Encoding + displaying not keeping-up (NVEnc, OpenGL, CUDA)

I’m writing a Windows application that processes, encodes to H.264 and displays live images acquired from a camera at 60Hz. I’m using a Quadro P400. I need the latency from acquisition to display to be minimal.

The images uploaded to the GPU are 1920x1080, bayer format. I’m using the Npp primitives to deBayer and upscale the images to 4K (part of my requirement). I’m using OpenGL for the display.

Functionally the app is correct (images are displayed and encoded correctly) but the frame period is around 22ms, meaning it’s dropping frames.

I’m looking for some advice on how restructure the application in order to improve performance.

I have profiled the app using the NSight profiler in Visual Studio and I can see that the kernels are using 100% occupancy. The memcpy to OpenGL texture (cudaMemcpyToArray()) is substantially slower than the simple cudaMemcpy() calls. Can this be improved?

There are a number of idle times for the GPU which I do not understand. Profiler trace available here: https://we.tl/DdDMU6bbw3. Look at time 5.2ms for the beginning of a frame which takes 21.7ms (starts with a H->D memcpy).

Commenting out the display makes the GPU idle times go away. Is the interaction with OpenGL causing the GPU to stall for some reason?

All the code runs in a single thread and there’s only one CUDA Stream. Would using more Streams and / or more threads help?

Removing the call to SwapBuffer() allows the GPU to be 100% utilized. Is there a fundamental problem with the CUDA / GL interop causing this?

Pseudo-code for the main loop of the app is shown below.

  • The host buffer is pinned memory.
  • nv_enc.Encode() takes a copy of the input RGBA image and then calls NVENC::nvEncEncodePicture(). The NVENC API internally converts the image from RGBA to YUV before sending it to the encoder.
  • gl_window.SetImageFromCUDA copies the image into texture memory using cudaMemcpyToArray(), renders it onto a quad and calls SwapBuffers(). The cudaArray pointer has been retrieved using the cuGraphicsMapResources() function as shown in this example https://github.com/nvpro-samples/gl_cuda_interop_pingpong_st.
  • The display is synched to VSync.

      for (int i = 0; i < N; ++i) {
         // Copy Lena to GPU
         __cuda(cudaMemcpy(d_lena, h_lena, lena_size, cudaMemcpyHostToDevice));

         // Debayer using NPP
         __npp(nppiCFAToRGBA_8u_C1AC4R(d_lena, nSrcStep, oSrcSize, oSrcROI, d_rgba, nDstStep, eGrid, eInterpolation, nAlpha));
            // Upscale to 4K using NPP
            __npp(nppiResize_8u_C4R(d_rgba, nSrcStep, oSrcSize, oSrcROI, d_upscaled_rgba, nDstStep, oDstSize, oDstROI, eInterpolation));

            // Encode

            // Display


double elapsedTime = (double)(lEnd - lStart);
print("Average Processing Time : %6.2fms\n", ((elapsedTime*1000.0) / numFramesEncoded) / lFreq);

Hi Jean-Phillipe,

glSwapBuffers will block until the frame is rendered. With v-sync this will cause idle time as swapBuffers will only return after the frame has been displayed. Even without vsync there is only a number of frames that will be buffered in the gpu, so you might see idle time even with vsync disabled.

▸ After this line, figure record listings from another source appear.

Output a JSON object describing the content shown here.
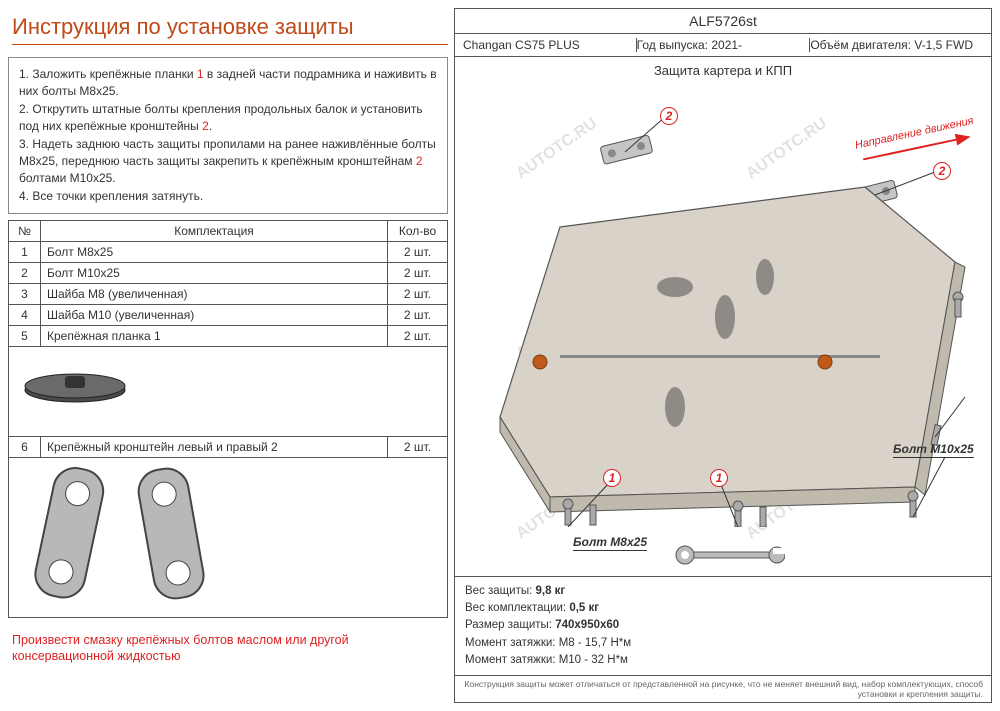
{
  "title": "Инструкция по установке защиты",
  "instructions": {
    "full_html": "1. Заложить крепёжные планки <span class='red'>1</span> в задней части подрамника и наживить в них болты М8х25.<br>2. Открутить штатные болты крепления продольных балок и установить под них крепёжные кронштейны <span class='red'>2</span>.<br>3. Надеть заднюю часть защиты пропилами на ранее наживлённые болты М8х25, переднюю часть защиты закрепить к крепёжным кронштейнам <span class='red'>2</span> болтами М10х25.<br>4. Все точки крепления затянуть."
  },
  "parts_table": {
    "headers": {
      "num": "№",
      "name": "Комплектация",
      "qty": "Кол-во"
    },
    "rows": [
      {
        "num": "1",
        "name": "Болт М8х25",
        "qty": "2 шт."
      },
      {
        "num": "2",
        "name": "Болт М10х25",
        "qty": "2 шт."
      },
      {
        "num": "3",
        "name": "Шайба М8 (увеличенная)",
        "qty": "2 шт."
      },
      {
        "num": "4",
        "name": "Шайба М10 (увеличенная)",
        "qty": "2 шт."
      },
      {
        "num": "5",
        "name_html": "Крепёжная планка <span class='red'>1</span>",
        "qty": "2 шт.",
        "img": "plank"
      },
      {
        "num": "6",
        "name_html": "Крепёжный кронштейн левый и правый <span class='red'>2</span>",
        "qty": "2 шт.",
        "img": "brackets"
      }
    ]
  },
  "bottom_note": "Произвести смазку крепёжных болтов маслом или другой консервационной жидкостью",
  "header": {
    "partno": "ALF5726st",
    "model": "Changan CS75 PLUS",
    "year_label": "Год выпуска:",
    "year": "2021-",
    "engine_label": "Объём двигателя:",
    "engine": "V-1,5 FWD"
  },
  "drawing": {
    "title": "Защита картера и КПП",
    "direction": "Направление движения",
    "callouts": {
      "c1a": "1",
      "c1b": "1",
      "c2a": "2",
      "c2b": "2"
    },
    "bolt1": "Болт М8х25",
    "bolt2": "Болт М10x25",
    "plate_color": "#d8d2c8",
    "bracket_color": "#c5c5c5",
    "leader_color": "#333333",
    "red": "#d22222"
  },
  "specs": {
    "l1_label": "Вес защиты:",
    "l1_val": "9,8 кг",
    "l2_label": "Вес комплектации:",
    "l2_val": "0,5 кг",
    "l3_label": "Размер защиты:",
    "l3_val": "740x950x60",
    "l4_label": "Момент затяжки:",
    "l4_val": "M8 - 15,7 Н*м",
    "l5_label": "Момент затяжки:",
    "l5_val": "M10 - 32 Н*м"
  },
  "footer": "Конструкция защиты может отличаться от представленной на рисунке, что не меняет внешний вид, набор комплектующих, способ установки и крепления защиты.",
  "watermark": "AUTOTC.RU"
}
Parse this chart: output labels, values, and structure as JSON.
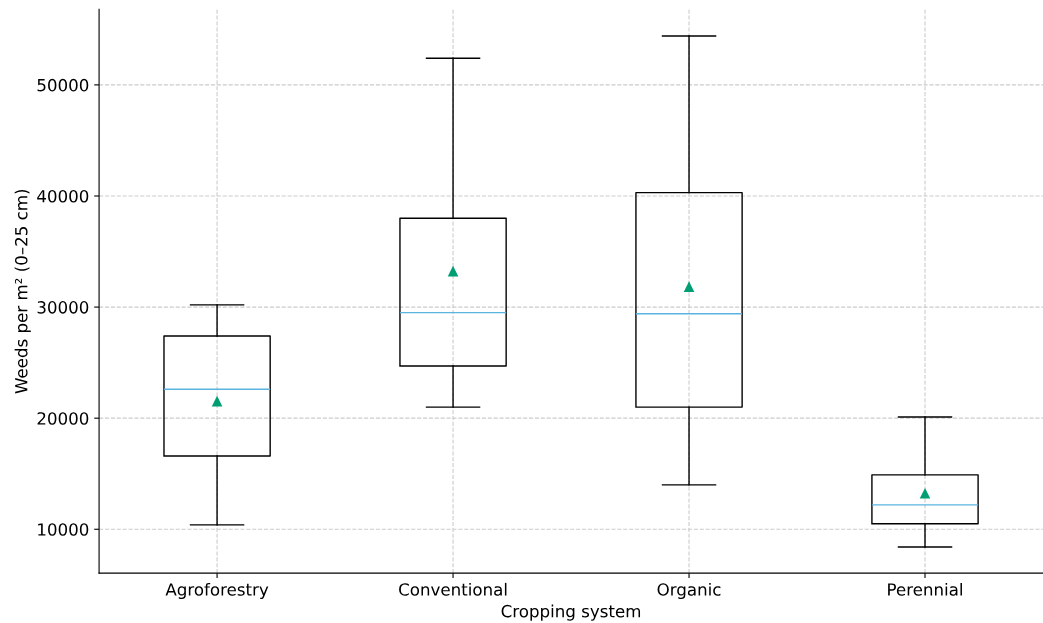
{
  "chart_data": {
    "type": "box",
    "xlabel": "Cropping system",
    "ylabel": "Weeds per m² (0–25 cm)",
    "categories": [
      "Agroforestry",
      "Conventional",
      "Organic",
      "Perennial"
    ],
    "boxes": [
      {
        "low": 10400,
        "q1": 16600,
        "median": 22600,
        "q3": 27400,
        "high": 30200,
        "mean": 21500
      },
      {
        "low": 21000,
        "q1": 24700,
        "median": 29500,
        "q3": 38000,
        "high": 52400,
        "mean": 33200
      },
      {
        "low": 14000,
        "q1": 21000,
        "median": 29400,
        "q3": 40300,
        "high": 54400,
        "mean": 31800
      },
      {
        "low": 8400,
        "q1": 10500,
        "median": 12200,
        "q3": 14900,
        "high": 20100,
        "mean": 13200
      }
    ],
    "ylim": [
      6050,
      56800
    ],
    "yticks": [
      10000,
      20000,
      30000,
      40000,
      50000
    ],
    "grid": true
  }
}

I think a clean approach would be to have a separate rendering thread which will alternate between rendering two textures. The texture that is not currently being rendered can then be updated from your main thread using cudaMemcpyToArray(). You’ll need some basic signalling to make sure the rendering and main thread are synchronized and not attempting to access resources that are currently in use by the other thread.

On the memcpy vs memcpyToArray isue: The sample you referenced uses memcpyToArray as it needs to address a volume texture. From my understanding you are using a simple 2d texture for display, so you should be fine using cuGraphicsResourceGetMappedPointer and cudaMemcpy. Check out the SimpleTexture3D sample of the CUDA SDK for an example.